Abstract

We report on the outcomes of the Amplatzer vascular plug (AVP) for occlusion of the internal iliac artery (IIA) during stent grafting of aortoiliac and isolated common iliac artery aneurysms. We retrospectively reviewed 10 patients treated concomitantly with a single AVP in the IIA and endografting of the degenerative aneurysmal segment. Imaging review included pre- and postdeployment conventional angiography as well as pre- and postprocedure contrast-enhanced computed tomography (CT). Furthermore, subjective pre- and postprocedure exercise tolerance was also assessed, with specific attention directed toward the presence or absence of buttock claudication. Placement of the AVP precisely in the main trunk of the IIA was achieved in all cases using a standard up-and-over approach while maintaining patency of the distal trunk and both divisional IIA branches.
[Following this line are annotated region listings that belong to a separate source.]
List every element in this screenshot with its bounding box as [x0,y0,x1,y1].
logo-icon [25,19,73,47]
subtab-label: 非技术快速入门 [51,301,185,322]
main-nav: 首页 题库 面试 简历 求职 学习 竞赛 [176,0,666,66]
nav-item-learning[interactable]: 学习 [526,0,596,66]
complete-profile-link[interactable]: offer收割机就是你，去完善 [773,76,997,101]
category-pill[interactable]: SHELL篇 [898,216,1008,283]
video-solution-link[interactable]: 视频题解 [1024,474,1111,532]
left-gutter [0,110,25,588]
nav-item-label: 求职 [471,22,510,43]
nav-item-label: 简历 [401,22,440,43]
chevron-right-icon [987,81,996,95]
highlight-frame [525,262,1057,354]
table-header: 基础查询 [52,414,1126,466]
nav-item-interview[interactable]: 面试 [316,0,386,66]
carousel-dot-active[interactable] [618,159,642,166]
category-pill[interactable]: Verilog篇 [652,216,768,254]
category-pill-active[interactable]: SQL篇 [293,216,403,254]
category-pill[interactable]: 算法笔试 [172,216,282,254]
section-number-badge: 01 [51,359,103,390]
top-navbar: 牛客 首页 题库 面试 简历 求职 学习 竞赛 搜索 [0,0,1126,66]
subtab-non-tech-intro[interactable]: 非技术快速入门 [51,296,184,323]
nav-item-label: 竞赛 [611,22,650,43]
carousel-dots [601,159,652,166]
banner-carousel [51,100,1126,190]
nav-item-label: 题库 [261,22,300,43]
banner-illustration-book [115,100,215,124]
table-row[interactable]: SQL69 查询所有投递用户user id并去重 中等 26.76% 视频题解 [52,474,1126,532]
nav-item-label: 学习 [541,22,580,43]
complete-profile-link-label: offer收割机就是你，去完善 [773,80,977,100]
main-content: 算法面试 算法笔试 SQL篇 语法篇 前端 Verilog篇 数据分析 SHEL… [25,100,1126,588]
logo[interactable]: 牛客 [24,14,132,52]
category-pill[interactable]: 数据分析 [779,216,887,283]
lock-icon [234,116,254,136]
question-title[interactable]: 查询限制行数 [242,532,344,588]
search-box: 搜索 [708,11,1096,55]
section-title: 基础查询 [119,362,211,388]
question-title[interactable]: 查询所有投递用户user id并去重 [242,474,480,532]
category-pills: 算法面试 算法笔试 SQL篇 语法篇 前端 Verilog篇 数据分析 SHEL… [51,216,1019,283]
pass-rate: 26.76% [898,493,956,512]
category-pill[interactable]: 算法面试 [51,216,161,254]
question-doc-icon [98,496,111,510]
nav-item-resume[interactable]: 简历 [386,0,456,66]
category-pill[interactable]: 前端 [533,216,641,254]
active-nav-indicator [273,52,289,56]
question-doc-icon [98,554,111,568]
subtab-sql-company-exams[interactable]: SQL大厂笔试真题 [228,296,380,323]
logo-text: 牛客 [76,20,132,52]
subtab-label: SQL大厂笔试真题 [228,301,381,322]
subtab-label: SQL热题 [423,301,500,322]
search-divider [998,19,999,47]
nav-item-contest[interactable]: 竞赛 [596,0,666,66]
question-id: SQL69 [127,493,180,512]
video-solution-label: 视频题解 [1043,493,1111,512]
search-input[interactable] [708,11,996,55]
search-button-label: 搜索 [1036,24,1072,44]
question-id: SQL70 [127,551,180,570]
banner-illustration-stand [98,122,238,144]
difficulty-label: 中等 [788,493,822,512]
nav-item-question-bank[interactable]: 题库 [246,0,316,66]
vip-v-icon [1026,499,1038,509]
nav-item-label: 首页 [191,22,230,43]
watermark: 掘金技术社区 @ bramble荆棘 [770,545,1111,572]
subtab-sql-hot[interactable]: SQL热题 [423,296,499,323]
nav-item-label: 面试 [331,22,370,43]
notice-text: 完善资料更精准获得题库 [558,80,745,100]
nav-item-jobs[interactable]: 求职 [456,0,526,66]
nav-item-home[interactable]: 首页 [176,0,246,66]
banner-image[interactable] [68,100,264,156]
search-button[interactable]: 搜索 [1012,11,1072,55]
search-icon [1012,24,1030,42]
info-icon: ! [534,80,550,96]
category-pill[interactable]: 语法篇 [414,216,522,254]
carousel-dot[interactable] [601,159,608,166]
No type II endoleaks through the AVP were identified intraoperatively or on follow-up CT imaging. Buttock claudication was absent in all but one patient, whose symptoms resolved at 6 weeks. The AVP device can be used as an alternative to coils to occlude the IIA at the time of stent graft repair of aortoiliac aneurysms. The deployment accuracy of this device allows for consistent preservation of the IIA divisional bifurcation and, thus, may allow for preservation of important pelvic collateral flow.